You may recall the government announcement a campaign to promote shared parental leave after poor levels of take up across the country was only around 2%

Aviva introduced a policy last year to enable new parents to take the same amount of paid and unpaid time off as each other, regardless of gender, sexual orientation, or how they became parents (surrogacy or adoption). Their policy includes 12 months of leave – of which 26 weeks if paid at the employees basic rate.

They have found that two thirds (67%) of fathers who were eligible took six months off work. Nearly all took at least 2 weeks off. Women took  an average of 47 weeks away from work, compared to an average of 43 weeks before the policy was put in place.


Majority of older workers over 50 want flexible working

There are around 10 million employees in the UK who are over 50.  The Department for Business, Energy and Industrial Strategy surveyed of over 12,000 of them, and found:

  • 80% wanted more flexible hours.
  • 73% wanted to see more part time positions offered.
  • 63% said that they wanted training schemes to help them gain new skills and to deal with technology.

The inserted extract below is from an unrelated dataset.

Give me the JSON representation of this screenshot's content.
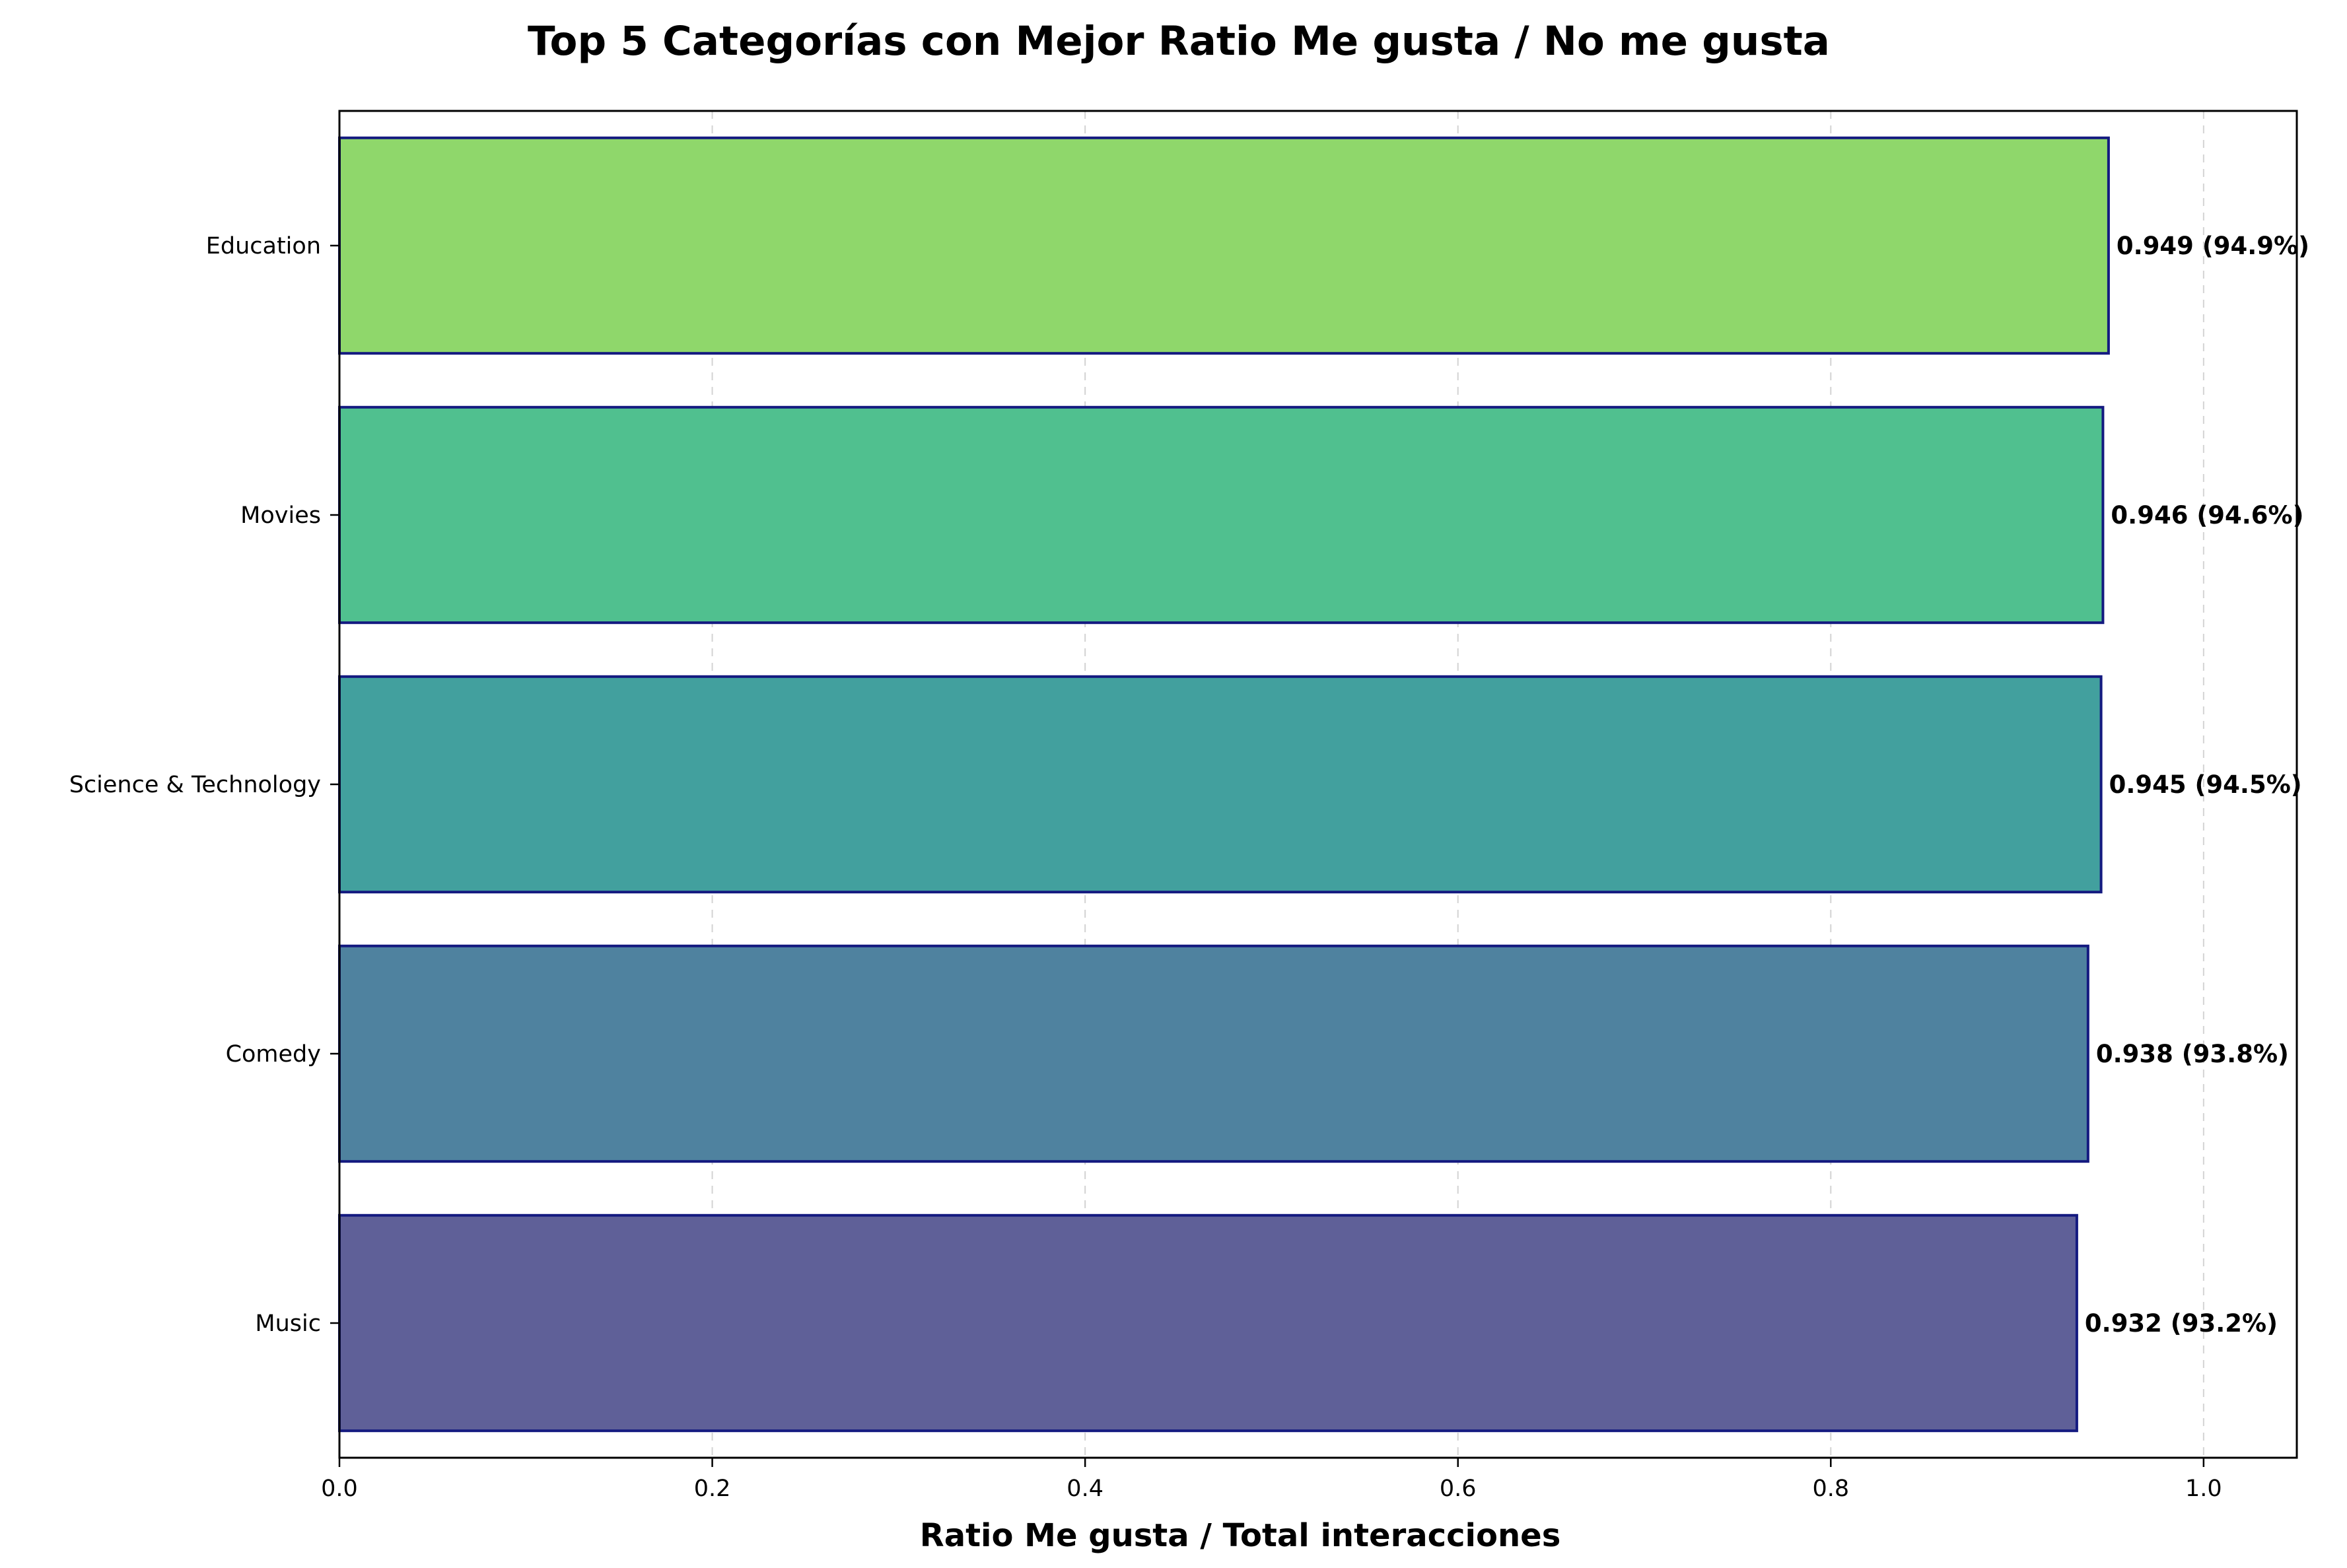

Fastest ever fall in number of EU workers

Figures released by the Office for National Statistics have shown that the number of EU workers in the UK has taken the sharpest fall since record keeping began in 1997. In the period between July and September 2018, numbers fell by 4.5% compared to the same period in 2017 – around 107,000 people.

The CIPD recently advised that employers are finding vacancies harder to fill due to the decline in migrants coming to the UK since the vote to leave the EU. More than two in five businesses have reported finding it “more difficult” to fill vacancies over the past 12 months and seven in ten said some of their vacancies were proving hard to fill.